Remember, if you’re holding that gun loosely and standing sideways on firing, the stock will bounce out and onto your biceps. Yet even when standing facing the target and not leaning into the firearm or your head off the stock, now your shoulder will take the hit. How I helped my friend is that I mounted the shotgun a few times as he watched and he then smiled and said, “I can see what I was doing wrong.” Then he practiced his gun mount and I could see him getting better.

The Elbow:

Back in my skeet competition days when I would shoot a few hundred rounds on a weekend, I had a friend who put both elbows up as he fired. I remember asking him why and he stated that due to that position, he does not feel recoil since that gives him a little more muscle under the butt pad and the shotgun stays where he put it. Since I am righ- handed, I shoulder the firearm and lift the right elbow up just enough so that the guns butt rests and stays in the shoulder pocket which works for me. Try this: Put your hand on the shoulder pocket and raise up your arm’s elbow and you will actually feel the shoulder pocket. Then practice getting into this position with a verified empty shotgun or rifle at home!

Other factors to reduce felt recoil:

Is your firearm too light? Remember, light guns bounce more and thus hit the shoulder harder than heavy ones.

Type of Shotgun: A gas-operated semi-auto recoils less than others.

Ammo: In shotgun shells and rifle cartridges, there are those that are designed and loaded so to reduce recoil. These are still quite effective on game or clay targets!

Positions: In some shooting positions the shoulder area takes more punishment. As an example in rifle shooting, when firing offhand, this position spares the shooter the full force of the recoil generated. Here the body is free to naturally move under the backward force of the firearm on to the shoulder. On the other extreme, stand erect against a wall or get in the prone position, then fire and due the body’s inability to move, you feel more recoil.

 

If You Get a Bruise Anyway:

When I taught hunter education first-aid, I would tell the students to think of the word RICE when treating a bruise (or in medical terms, a contusion).

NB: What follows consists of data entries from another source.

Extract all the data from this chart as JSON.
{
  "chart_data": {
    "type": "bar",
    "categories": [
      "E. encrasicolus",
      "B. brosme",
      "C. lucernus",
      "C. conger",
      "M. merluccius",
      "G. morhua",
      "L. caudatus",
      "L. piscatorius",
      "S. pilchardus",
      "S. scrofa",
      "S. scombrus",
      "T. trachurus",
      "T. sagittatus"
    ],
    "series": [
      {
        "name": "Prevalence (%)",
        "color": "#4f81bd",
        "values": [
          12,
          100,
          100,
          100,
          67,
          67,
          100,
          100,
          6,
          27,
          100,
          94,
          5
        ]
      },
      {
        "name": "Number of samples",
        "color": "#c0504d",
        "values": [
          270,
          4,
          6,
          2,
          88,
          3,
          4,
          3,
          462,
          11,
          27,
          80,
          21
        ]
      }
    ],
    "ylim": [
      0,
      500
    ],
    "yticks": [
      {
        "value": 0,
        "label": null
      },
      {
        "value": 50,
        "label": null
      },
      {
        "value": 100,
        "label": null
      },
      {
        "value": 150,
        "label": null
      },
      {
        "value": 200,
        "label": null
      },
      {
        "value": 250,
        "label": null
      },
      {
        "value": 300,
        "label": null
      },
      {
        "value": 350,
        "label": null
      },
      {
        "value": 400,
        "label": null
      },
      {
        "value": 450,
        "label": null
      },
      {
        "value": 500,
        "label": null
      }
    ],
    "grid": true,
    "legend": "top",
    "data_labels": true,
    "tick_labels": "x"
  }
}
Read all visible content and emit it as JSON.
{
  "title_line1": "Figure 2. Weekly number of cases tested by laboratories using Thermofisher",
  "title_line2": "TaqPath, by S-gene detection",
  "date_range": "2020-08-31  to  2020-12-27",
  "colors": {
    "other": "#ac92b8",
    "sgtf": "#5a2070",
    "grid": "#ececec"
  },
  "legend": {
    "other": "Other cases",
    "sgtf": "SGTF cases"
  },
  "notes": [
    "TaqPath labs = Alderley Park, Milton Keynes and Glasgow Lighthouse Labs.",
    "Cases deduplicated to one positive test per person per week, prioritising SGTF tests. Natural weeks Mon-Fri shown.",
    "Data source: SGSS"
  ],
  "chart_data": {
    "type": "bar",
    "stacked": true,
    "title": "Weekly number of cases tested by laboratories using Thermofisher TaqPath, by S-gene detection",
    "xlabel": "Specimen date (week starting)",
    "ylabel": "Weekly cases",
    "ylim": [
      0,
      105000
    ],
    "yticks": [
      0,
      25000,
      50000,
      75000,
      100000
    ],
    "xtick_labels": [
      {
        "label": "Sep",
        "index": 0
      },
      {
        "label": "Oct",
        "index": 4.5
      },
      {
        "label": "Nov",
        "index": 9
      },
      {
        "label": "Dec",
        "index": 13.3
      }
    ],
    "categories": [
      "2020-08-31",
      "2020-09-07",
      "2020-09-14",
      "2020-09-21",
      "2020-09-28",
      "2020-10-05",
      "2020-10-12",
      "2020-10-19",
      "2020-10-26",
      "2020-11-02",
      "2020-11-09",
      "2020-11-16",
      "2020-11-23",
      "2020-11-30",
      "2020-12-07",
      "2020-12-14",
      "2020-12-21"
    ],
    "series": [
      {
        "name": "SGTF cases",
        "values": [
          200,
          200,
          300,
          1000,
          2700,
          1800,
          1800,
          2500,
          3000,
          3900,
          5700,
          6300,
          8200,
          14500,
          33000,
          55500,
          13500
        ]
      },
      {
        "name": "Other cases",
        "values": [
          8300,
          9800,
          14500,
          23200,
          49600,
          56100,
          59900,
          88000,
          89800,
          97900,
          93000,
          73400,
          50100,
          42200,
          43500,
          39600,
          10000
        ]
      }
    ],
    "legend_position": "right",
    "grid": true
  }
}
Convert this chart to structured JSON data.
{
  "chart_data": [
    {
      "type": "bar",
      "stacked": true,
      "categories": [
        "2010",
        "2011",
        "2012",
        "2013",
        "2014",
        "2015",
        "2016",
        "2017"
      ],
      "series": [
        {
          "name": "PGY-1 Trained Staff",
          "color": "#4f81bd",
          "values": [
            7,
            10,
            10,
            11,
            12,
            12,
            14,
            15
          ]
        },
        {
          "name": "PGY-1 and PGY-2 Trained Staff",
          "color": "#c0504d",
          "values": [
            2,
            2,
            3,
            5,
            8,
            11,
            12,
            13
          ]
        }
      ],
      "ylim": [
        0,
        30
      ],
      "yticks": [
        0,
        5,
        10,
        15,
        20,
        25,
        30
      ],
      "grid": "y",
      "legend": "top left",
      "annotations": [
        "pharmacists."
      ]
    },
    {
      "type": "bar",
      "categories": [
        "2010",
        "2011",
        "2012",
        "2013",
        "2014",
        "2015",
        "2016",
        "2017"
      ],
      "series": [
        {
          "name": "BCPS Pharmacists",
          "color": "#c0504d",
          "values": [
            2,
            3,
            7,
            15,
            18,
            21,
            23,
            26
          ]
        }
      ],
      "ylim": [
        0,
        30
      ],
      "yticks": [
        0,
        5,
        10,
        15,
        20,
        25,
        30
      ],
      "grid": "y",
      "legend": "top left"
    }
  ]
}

Here, R is for REST of the area and I is to immediately apply an ICE pack wrapped in a shirt or towel (do not want to cause frost bite) for around 10 minutes off and on for a day or so. Depending on timing, this will reduce the amount of oozing blood from injured vessels under the skin and will help to keep swelling of the area in check. C is for COMPRESSION of the area with an elastic bandage (if practical), but not too much since that will restrict blood flow. Option two is to put pressure on the ice pack when holding it on the bruised area which also works. E is to ELEVATE the injured area, if possible. If you have been taking any medicines/herbs that thin the blood, medical consultation is recommended.

 

Good luck, get recoil under control with your shotgun and rifle, then for another option, take up handgun hunting. Safe Shooting!